Audio manipulations with Singular Value Decomposition¶
1976 Film about SVD¶
Lets apply Singular Value Decomposition to an audio complex spectrogram $X \in \mathbb{C}^{n \times k}$, where rows $n$ are time bins, and columns $k$ are frequency bins.
$$ USV^* = X$$$U$,$S$ and $V$ dimensions could be arranged to be $U \in \mathbb{C}^{n \times k}$, $S \in \mathbb{C}^{k \times k}$ and $V \in \mathbb{C}^{k \times k}$.
This decomposition could be analyzed as $V$ representing a spectrum basis, $S$ as scaling values, and $U$ as the score with the weight for the linear combinations of basis vectors.
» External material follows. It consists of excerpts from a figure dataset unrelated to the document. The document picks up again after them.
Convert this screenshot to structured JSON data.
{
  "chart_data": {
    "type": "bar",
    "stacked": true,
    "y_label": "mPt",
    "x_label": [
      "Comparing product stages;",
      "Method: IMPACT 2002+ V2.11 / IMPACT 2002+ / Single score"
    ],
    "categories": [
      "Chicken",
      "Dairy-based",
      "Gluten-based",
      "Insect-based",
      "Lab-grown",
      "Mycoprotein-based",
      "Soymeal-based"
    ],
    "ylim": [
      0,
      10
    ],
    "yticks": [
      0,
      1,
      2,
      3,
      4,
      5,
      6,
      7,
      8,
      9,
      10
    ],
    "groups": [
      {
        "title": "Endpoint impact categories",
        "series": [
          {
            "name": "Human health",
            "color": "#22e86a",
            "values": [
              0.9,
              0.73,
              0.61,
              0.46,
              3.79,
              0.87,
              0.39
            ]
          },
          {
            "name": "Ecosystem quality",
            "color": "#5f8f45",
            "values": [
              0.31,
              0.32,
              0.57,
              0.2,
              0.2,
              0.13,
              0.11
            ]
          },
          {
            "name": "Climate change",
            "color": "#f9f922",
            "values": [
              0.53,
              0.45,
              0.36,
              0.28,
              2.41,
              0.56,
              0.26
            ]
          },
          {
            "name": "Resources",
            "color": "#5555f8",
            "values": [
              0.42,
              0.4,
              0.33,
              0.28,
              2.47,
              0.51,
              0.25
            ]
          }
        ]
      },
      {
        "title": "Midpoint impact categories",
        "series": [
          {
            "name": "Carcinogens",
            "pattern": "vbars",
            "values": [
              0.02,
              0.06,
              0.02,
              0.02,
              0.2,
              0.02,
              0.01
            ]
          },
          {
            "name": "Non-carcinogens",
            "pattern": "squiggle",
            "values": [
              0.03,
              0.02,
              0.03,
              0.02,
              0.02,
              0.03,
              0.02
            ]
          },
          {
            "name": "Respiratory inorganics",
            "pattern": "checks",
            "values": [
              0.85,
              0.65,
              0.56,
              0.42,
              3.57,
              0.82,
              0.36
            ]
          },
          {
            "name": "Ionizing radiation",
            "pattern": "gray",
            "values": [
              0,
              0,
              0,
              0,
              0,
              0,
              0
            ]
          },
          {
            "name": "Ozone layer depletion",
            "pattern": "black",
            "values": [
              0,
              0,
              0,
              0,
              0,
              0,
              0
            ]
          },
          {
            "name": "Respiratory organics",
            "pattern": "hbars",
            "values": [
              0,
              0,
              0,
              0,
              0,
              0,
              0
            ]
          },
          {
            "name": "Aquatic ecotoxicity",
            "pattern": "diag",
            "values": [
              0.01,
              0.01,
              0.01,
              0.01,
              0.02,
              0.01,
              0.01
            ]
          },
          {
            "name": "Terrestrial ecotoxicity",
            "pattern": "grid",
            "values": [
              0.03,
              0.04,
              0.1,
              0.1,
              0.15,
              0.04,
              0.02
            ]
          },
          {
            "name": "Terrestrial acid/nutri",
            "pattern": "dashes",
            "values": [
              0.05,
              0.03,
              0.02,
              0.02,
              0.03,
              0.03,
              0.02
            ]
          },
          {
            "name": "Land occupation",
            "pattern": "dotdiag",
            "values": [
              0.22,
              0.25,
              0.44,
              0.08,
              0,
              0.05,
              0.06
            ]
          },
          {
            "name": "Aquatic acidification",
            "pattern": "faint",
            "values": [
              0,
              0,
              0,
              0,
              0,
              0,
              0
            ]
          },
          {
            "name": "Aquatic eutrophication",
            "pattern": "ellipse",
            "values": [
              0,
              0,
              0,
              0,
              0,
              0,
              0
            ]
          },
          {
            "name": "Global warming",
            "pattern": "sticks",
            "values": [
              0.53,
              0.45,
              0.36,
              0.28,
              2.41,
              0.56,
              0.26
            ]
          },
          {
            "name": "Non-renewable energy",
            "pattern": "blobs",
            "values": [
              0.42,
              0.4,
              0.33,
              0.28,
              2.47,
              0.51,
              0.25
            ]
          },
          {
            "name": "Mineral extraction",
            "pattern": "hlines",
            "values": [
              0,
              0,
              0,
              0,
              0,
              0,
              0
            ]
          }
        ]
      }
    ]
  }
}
This is how the log magnitude of $V^*$ looks like for this audio
We could hear this basis, treating the figure as a spectrogram.
We can hear that the elements are ordered mainly by frequency, where the first region has tonal bubbling sounds and the last one has a high pass noise character.
Lets reconstruct the original audio with fewer elements, retaining only the first 256 basis columns. A clear low pass effect is produced.
And now with just 32 elements
Finally lets hear a "prepared" piano version $Y$, by performing
$$Y = V^* X^* $$as a result, the original spectrum conjugate complex values are threated as weights for the reconstruction with elements of basis $V$.